When the President signed into law a two year extension of the Bush Tax cuts, most Americans were focused on the income tax ramifications. However, the gift and estate tax changes are a huge departure from what the estate planning community expected. The options were believed to be a 45 percent or 55 percent estate tax rate, applying to assets exceeding $3.5 million or $1 million. But the law applicable for the next two years is vastly different from those expectations. Among the highlights are the following:
-- For 2011 and 2012, a $5 million exemption amount, meaning a single person can pass $5 million upon death without any federal estate tax. A married couple with proper planning can protect $10 million.
-- Just as significant, the amount a person can gift during lifetime is $5 million. This is a radical departure from the current $1 million gift amount. The significance is that 2011 is a year when substantial wealth can be transferred without incurring any gift tax. For the very wealthy, assets in excess of $5 million can be transferred with only a 35% gift tax. Also, with a $5 million gift exemption amount ($10 million for a married couple), advanced gifting techniques, such as transfers involving a gift and sale of assets to intentionally defective trusts, are even more useful.
-- The Generation Skipping Tax Exemption is also $5 million. Again, using advanced planning tools, there is an opportunity to provide significant estate tax savings for future generations.
-- The law also addressed the uncertainty pertaining to taxpayers who die in 2010. The decedent's estate may elect the $5 million exemption amount, or benefit from no estate tax but also no step-up in basis for assets exceeding $1.3 million (and an additional $3 million increase in basis to property that goes to the decedent's spouse).

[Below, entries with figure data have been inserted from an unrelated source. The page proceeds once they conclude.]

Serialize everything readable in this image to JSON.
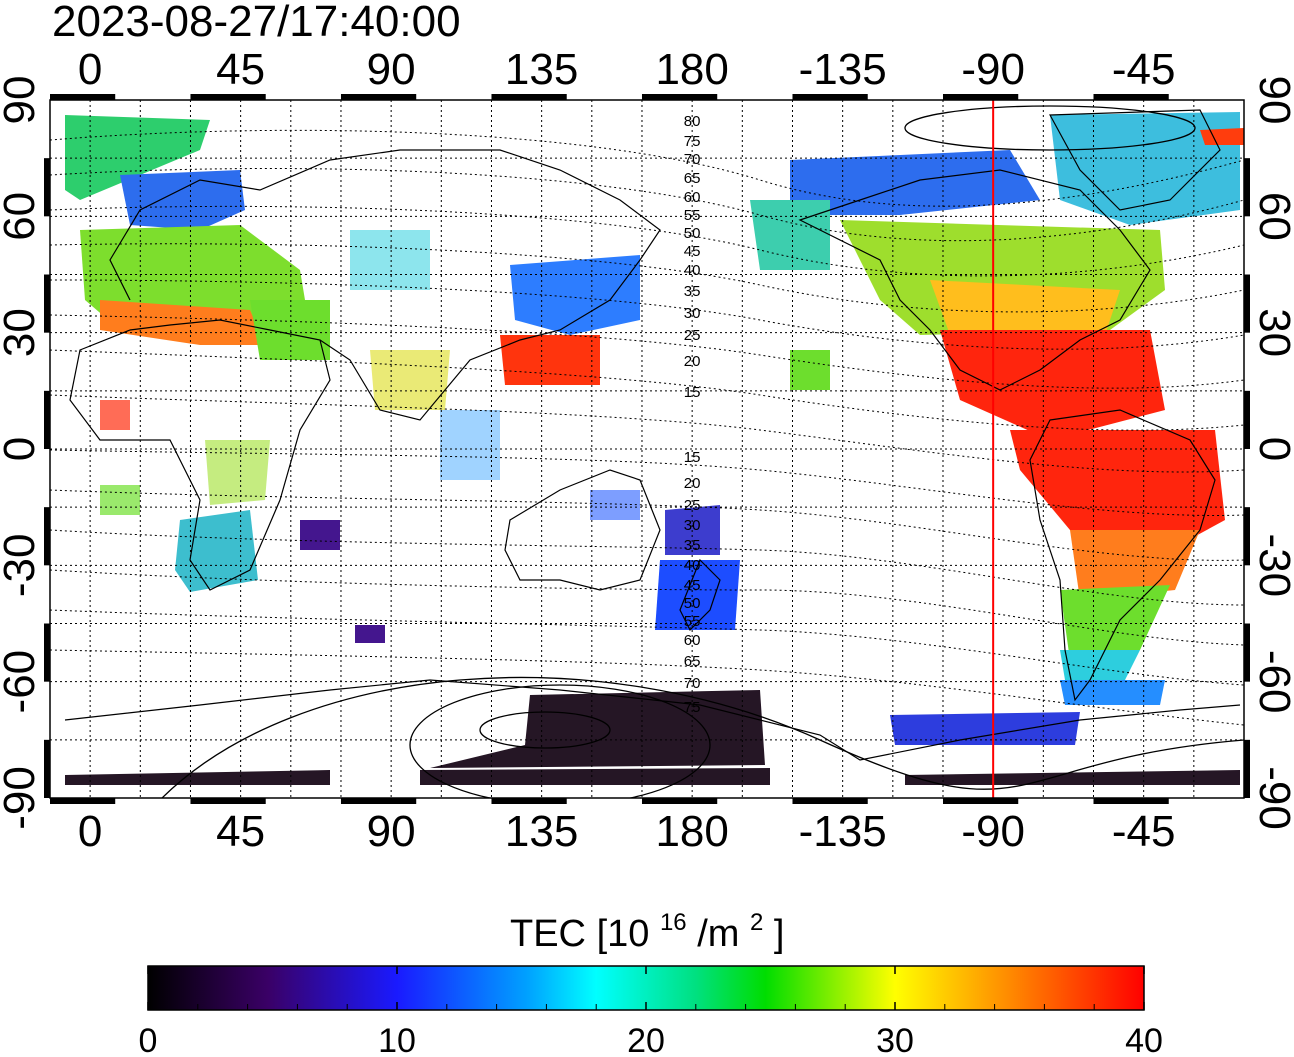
{
  "timestamp": "2023-08-27/17:40:00",
  "map": {
    "lon_ticks": [
      "0",
      "45",
      "90",
      "135",
      "180",
      "-135",
      "-90",
      "-45"
    ],
    "lon_values": [
      0,
      45,
      90,
      135,
      180,
      225,
      270,
      315
    ],
    "lat_ticks_left": [
      "90",
      "60",
      "30",
      "0",
      "-30",
      "-60",
      "-90"
    ],
    "lat_ticks_right": [
      "90",
      "60",
      "30",
      "0",
      "-30",
      "-60",
      "-90"
    ],
    "lat_values": [
      90,
      60,
      30,
      0,
      -30,
      -60,
      -90
    ],
    "lon_range": [
      -12,
      345
    ],
    "lat_range": [
      -90,
      90
    ],
    "grid": true,
    "marker_longitude": "-90",
    "marker_color": "#ff0000",
    "contour_labels_north": [
      "80",
      "75",
      "70",
      "65",
      "60",
      "55",
      "50",
      "45",
      "40",
      "35",
      "30",
      "25",
      "20",
      "15"
    ],
    "contour_labels_south": [
      "15",
      "20",
      "25",
      "30",
      "35",
      "40",
      "45",
      "50",
      "55",
      "60",
      "65",
      "70",
      "75"
    ]
  },
  "colorbar": {
    "title": "TEC",
    "unit_base": "[10",
    "unit_exp": "16",
    "unit_mid": "/m",
    "unit_exp2": "2",
    "unit_end": "]",
    "tick_labels": [
      "0",
      "10",
      "20",
      "30",
      "40"
    ],
    "range": [
      0,
      40
    ]
  }
}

Generally, estates under $5 million will benefit from the $5 million exemption amount, and estates such as George Steinbrenner's will benefit from no estate tax.
Some planning decisions are immediately obvious and others will emerge as the new law is studied. Despite the abundance of good news, there is remaining uncertainty: the law only applies for two years. But two years provides ample time to take advantage of the planning opportunities.
Santa - I mean the President and Congress - was very generous this Holiday Season.